For the finale of Disclosure Day, the narrative is turned over to Courtney Grace, an NBC anchorwoman tasked with narrating the titular disclosure of the lifted Wardex files to the nation, and then the world. After two hours of nonstop chase sequences and some alien wonder, Spielberg slams on the breaks for a showstopping-in-its-quiet sequence. With his hooks in us, it is hard not to be swept up in the emotion and stunning awe of the news that is being revealed to us; decades worth of alien encounters in which at each instance, humanity has treated these visitors as something less than ourselves. To give our species the benefit of the doubt, perhaps we were acting out of fear, but the result was violence, and presented in this way, there are unmistakable allusions towards war reporting, and more specifically, genocide. Despite this, Spielberg’s inclinations to add an extra spoonful of sugar to his stories finally win out after a story that teeters into outright horror, and to see a world unified by this event – while admirable – seems too farfetched in such a striated society. To see the world united and not just watching the same event, but also be on the same page with one another is a pipe dream, but an admirable one from a man who still believes in the sanctity of institutions as seen in some of these later works such as Lincoln (2012) and The Post (2017), but nuggets of his altruism can be found across his entire body of work.
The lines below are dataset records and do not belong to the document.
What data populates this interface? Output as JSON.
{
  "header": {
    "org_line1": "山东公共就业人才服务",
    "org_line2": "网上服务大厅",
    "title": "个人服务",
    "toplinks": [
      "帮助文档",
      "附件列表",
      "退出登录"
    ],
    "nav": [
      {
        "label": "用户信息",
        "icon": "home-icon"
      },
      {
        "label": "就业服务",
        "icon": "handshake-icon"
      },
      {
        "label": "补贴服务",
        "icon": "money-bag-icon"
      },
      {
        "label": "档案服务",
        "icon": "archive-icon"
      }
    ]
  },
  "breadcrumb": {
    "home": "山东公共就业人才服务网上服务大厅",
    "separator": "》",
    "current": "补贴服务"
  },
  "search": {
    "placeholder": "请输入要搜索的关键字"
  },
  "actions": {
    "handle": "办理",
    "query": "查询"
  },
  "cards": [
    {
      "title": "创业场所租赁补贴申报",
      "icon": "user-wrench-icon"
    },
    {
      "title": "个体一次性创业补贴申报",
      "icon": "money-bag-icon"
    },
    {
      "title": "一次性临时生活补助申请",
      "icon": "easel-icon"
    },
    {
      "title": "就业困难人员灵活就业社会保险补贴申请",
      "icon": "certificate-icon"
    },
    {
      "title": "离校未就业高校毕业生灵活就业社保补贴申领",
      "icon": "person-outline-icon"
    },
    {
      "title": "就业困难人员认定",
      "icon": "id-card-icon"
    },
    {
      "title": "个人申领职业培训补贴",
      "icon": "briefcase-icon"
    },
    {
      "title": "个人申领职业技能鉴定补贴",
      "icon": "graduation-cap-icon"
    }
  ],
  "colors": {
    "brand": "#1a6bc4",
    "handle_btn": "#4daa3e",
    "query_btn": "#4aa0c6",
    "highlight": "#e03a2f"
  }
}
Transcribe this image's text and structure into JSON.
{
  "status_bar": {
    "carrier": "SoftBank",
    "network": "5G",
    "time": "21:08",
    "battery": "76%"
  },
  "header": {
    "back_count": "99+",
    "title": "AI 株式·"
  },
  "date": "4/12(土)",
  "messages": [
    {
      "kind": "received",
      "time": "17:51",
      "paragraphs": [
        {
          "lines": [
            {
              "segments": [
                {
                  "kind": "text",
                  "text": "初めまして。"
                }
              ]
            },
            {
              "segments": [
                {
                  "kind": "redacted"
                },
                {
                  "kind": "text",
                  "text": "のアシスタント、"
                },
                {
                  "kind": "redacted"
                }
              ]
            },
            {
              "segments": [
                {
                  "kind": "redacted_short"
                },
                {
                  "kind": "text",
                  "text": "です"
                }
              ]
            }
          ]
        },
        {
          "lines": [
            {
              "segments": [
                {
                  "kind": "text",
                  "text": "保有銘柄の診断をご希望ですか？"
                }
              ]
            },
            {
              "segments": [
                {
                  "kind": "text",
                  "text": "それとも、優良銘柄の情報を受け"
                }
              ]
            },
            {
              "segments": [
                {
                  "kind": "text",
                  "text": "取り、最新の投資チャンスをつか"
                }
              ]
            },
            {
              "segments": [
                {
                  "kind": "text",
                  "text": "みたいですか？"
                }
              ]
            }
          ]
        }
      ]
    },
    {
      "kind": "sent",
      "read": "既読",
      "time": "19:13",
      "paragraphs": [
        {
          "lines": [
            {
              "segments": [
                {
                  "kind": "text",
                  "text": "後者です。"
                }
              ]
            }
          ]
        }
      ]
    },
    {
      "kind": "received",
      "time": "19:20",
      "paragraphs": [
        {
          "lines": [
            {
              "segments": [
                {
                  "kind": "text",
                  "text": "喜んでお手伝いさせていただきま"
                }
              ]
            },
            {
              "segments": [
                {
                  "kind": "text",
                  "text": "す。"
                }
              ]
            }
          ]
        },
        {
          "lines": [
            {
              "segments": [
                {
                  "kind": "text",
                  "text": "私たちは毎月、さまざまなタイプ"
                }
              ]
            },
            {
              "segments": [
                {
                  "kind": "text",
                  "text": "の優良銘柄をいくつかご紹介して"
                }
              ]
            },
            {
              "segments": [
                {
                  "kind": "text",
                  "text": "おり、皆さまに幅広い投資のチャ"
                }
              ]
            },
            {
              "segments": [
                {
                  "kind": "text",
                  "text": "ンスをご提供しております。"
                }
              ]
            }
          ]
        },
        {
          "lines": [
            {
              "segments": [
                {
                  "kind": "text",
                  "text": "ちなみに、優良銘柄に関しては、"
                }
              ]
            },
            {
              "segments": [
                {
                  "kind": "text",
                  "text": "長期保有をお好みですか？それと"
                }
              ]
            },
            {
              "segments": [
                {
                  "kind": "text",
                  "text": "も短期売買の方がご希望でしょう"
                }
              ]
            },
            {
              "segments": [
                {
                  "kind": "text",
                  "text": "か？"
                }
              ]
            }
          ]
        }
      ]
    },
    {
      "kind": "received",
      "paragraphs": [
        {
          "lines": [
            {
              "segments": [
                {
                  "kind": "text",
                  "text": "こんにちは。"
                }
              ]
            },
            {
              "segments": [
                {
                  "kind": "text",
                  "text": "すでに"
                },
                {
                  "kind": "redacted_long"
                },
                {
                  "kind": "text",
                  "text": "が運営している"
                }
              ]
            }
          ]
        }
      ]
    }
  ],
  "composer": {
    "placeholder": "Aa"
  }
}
That farfetched nature of the story, though, is the point. Disclosure Day is the Lisa Frank sibling to Yorgos Lanthimos’ emo sibling, Bugonia (2025), which also chronicled an alien’s fraught time here on Earth. Spielberg’s film is a desperate wakeup call to the audience not to be complacent and allow for the annihilation shown in Lanthimos’ work, and this rallying cry works well as a feather in the director’s cap. So many of Spielberg’s films center around the notion of cohabitation; seeking understanding and finding ways that we can all share in our Earth and our resources together, and where the antagonists are those who reject their own nature. Through history, spectacle, wild fantasy, and science fiction, Spielberg, in one word sums up the through line of his entire filmography – listen. Listen to each other. Listen to nature. Listen to what goes unsaid. It is only by taking that moment to step back and listen to our neighbors and our surroundings that we can continue to move forward as a terrestrial species. In this way, his trademarked saccharinity is a relief compared to Lanthimos’ pessimism because we leave the auditorium with a tangible sense that we are all connected to each other, not just because we shared in the experience of witnessing along with these characters the truth of our universe, but because we all truly are stewards of this one great, green planet which we call our home among the stars.